ALP and CPS maturation is delayed in vac8Δ and vac17Δ cells. (A) Pulse-chase immunoprecipitation of ALP. Pulse-chase immunoprecipitation of ALP from the indicated strains was performed as described in the legend to Figure 2A except that chase samples were removed at 0, 5, 10, 15, and 20 min. (B) Pulse-chase immunoprecipitation of CPS. Pulse-chase immunoprecipitation of CPS was performed as described in the legend to Figure 4B. (C) Subcellular fractionation of vac8Δ and vac17Δ cells.
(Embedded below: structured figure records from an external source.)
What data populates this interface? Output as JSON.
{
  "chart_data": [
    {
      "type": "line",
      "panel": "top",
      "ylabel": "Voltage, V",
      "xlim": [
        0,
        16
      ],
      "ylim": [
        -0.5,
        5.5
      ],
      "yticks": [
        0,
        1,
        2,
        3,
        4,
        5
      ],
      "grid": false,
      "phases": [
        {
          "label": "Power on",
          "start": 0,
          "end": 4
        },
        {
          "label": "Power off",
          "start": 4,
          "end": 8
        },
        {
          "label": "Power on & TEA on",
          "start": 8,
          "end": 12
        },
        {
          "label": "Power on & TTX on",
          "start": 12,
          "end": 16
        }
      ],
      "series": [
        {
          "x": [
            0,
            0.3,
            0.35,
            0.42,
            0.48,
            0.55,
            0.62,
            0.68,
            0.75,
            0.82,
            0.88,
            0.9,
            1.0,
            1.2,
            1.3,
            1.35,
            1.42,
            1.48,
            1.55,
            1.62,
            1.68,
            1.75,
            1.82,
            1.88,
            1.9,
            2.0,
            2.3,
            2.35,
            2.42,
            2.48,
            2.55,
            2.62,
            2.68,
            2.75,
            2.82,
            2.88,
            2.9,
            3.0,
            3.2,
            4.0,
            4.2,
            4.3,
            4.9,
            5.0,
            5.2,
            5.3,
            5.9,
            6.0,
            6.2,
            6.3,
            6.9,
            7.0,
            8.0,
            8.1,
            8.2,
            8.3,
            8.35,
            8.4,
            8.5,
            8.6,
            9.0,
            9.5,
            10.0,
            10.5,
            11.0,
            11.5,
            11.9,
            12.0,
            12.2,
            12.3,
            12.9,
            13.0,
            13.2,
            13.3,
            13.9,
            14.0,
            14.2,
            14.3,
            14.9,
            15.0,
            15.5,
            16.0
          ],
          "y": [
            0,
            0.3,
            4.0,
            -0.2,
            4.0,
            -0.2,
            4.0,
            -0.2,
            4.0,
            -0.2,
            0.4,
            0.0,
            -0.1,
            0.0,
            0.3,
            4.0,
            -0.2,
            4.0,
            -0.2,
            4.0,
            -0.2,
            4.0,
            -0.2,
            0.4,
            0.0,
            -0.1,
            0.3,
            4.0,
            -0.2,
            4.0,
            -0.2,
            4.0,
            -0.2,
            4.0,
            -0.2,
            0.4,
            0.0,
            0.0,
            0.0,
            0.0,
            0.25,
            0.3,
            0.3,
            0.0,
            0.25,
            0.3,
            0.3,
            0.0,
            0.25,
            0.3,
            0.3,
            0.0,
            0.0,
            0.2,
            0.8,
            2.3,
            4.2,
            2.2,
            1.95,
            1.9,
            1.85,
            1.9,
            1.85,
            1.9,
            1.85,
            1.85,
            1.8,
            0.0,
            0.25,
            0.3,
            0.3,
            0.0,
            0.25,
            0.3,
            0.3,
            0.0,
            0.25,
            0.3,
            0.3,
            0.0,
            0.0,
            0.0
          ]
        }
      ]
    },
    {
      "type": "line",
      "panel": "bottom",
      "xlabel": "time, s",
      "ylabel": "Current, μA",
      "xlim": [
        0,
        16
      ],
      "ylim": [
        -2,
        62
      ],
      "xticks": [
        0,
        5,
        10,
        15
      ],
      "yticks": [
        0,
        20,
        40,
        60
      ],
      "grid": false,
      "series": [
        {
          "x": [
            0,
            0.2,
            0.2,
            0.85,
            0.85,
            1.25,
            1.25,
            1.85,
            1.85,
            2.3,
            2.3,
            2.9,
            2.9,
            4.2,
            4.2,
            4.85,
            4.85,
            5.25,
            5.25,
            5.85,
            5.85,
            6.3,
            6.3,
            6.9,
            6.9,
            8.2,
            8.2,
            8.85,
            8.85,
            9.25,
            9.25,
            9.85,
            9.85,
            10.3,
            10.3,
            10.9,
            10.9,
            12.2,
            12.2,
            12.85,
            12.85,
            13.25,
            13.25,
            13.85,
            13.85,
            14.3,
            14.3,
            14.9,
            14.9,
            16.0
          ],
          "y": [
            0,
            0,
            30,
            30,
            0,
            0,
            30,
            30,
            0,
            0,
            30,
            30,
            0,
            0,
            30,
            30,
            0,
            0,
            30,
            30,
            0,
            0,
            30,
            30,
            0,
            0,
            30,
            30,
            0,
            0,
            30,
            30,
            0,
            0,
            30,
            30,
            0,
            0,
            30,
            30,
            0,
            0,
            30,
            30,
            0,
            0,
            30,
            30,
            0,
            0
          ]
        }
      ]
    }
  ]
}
Subcellular fractionation vac8Δ and vac17Δ cells and immunoblotting analysis was performed as described in the legend to Figure 2C.

Figure 6.

Accumulated pALP in vac17Δ cells matures after 120 min delay. (A) Pulse-chase immunoprecipitation of ALP from WT and vac17Δ cells was performed as described in the legend to Figure 2A except that chase samples were removed at 0, 30, 60, 90, 120, 150, 180, and 210 min. (B) Bands in A were quantified as described in Materials and Methods, and the ratio of pALP to total ALP was calculated.

Figure 7.

Model for Yck3p function. Vps41p phosphorylation by Yck3p targets Vps41p for function at the Golgi in AP-3–dependent vesicle formation. Unphosphorylated Vps41p functions as a component of HOPS in vesicle docking/fusion at the vacuole membrane. See text for details. Phosphorylated Vps41p may function at the Golgi as part of the HOPS complex although it is pictured acting independently. The site of Vps41p dephosphorylation and release from AP-3 vesicles is unknown.